The law library has seen one of its largest recent expansions, with more than 25 pieces of new and updated legislation added across the two releases. Coverage spans the EU, Brazil, Chile, Ecuador, Egypt, El Salvador, Indonesia, Laos, Switzerland, Türkiye, the UK, and multiple US states including California, New York, Oklahoma, South Dakota, Utah, Washington, and Wyoming. Notable additions include the EU’s enforcement regulation for GDPR (Regulation 2025/2518), Brazil’s Digital Statute of Children and Adolescents, Egypt’s Personal Data Protection Law executive regulations, and a range of new US state laws addressing AI, deepfakes, student privacy, and digital content standards. Updated legislation for Kentucky, Utah, and Virginia consumer privacy acts is also now reflected.
More automation to your assessment workflows
New triggers are available for TrustArc Integrations to respond to assessment and assessment task status creation and changes.

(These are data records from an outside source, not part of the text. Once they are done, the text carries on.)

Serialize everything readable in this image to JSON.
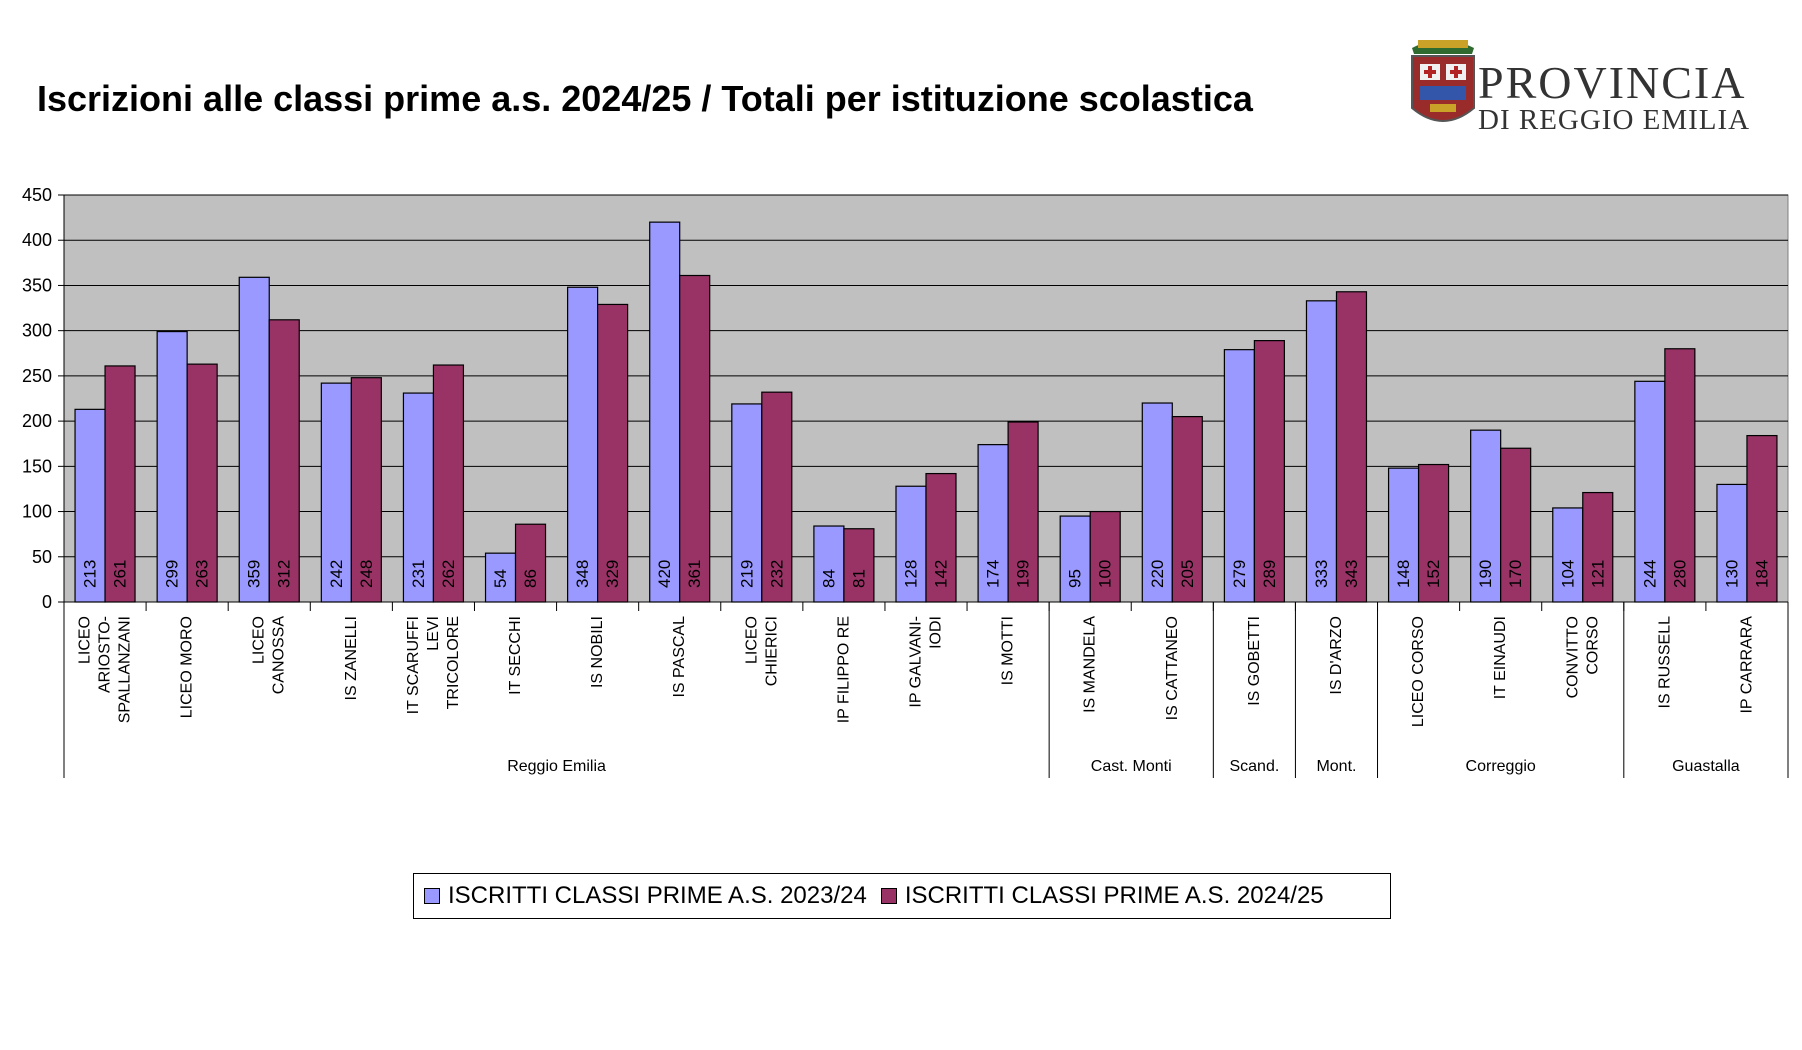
{
  "title": "Iscrizioni alle classi prime a.s. 2024/25 / Totali per istituzione scolastica",
  "logo": {
    "line1": "PROVINCIA",
    "line2": "DI REGGIO EMILIA"
  },
  "colors": {
    "series1": "#9999ff",
    "series2": "#993366",
    "plot_bg": "#c0c0c0"
  },
  "chart_data": {
    "type": "bar",
    "title": "Iscrizioni alle classi prime a.s. 2024/25 / Totali per istituzione scolastica",
    "ylim": [
      0,
      450
    ],
    "yticks": [
      0,
      50,
      100,
      150,
      200,
      250,
      300,
      350,
      400,
      450
    ],
    "grid": true,
    "legend_position": "bottom",
    "categories": [
      [
        "LICEO",
        "ARIOSTO-",
        "SPALLANZANI"
      ],
      [
        "LICEO MORO"
      ],
      [
        "LICEO",
        "CANOSSA"
      ],
      [
        "IS ZANELLI"
      ],
      [
        "IT SCARUFFI",
        "LEVI",
        "TRICOLORE"
      ],
      [
        "IT SECCHI"
      ],
      [
        "IS NOBILI"
      ],
      [
        "IS PASCAL"
      ],
      [
        "LICEO",
        "CHIERICI"
      ],
      [
        "IP FILIPPO RE"
      ],
      [
        "IP GALVANI-",
        "IODI"
      ],
      [
        "IS MOTTI"
      ],
      [
        "IS MANDELA"
      ],
      [
        "IS CATTANEO"
      ],
      [
        "IS GOBETTI"
      ],
      [
        "IS D'ARZO"
      ],
      [
        "LICEO CORSO"
      ],
      [
        "IT EINAUDI"
      ],
      [
        "CONVITTO",
        "CORSO"
      ],
      [
        "IS RUSSELL"
      ],
      [
        "IP CARRARA"
      ]
    ],
    "groups": [
      {
        "name": "Reggio Emilia",
        "count": 12
      },
      {
        "name": "Cast. Monti",
        "count": 2
      },
      {
        "name": "Scand.",
        "count": 1
      },
      {
        "name": "Mont.",
        "count": 1
      },
      {
        "name": "Correggio",
        "count": 3
      },
      {
        "name": "Guastalla",
        "count": 2
      }
    ],
    "series": [
      {
        "name": "ISCRITTI CLASSI PRIME A.S. 2023/24",
        "color": "#9999ff",
        "values": [
          213,
          299,
          359,
          242,
          231,
          54,
          348,
          420,
          219,
          84,
          128,
          174,
          95,
          220,
          279,
          333,
          148,
          190,
          104,
          244,
          130
        ]
      },
      {
        "name": "ISCRITTI CLASSI PRIME A.S. 2024/25",
        "color": "#993366",
        "values": [
          261,
          263,
          312,
          248,
          262,
          86,
          329,
          361,
          232,
          81,
          142,
          199,
          100,
          205,
          289,
          343,
          152,
          170,
          121,
          280,
          184
        ]
      }
    ]
  }
}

This includes tag activity, due date tracking, and answer-level auditing allowing you to:
- Automate workflows triggered by assessment tag additions or removals
- React to task due date changes in real-time for escalation and SLA workflows
- Capture answer-change events for audit trails and downstream data sync
To get started, create a new recipe in Integrations and select the relevant trigger from the TrustArc Assessment Manager connector event list.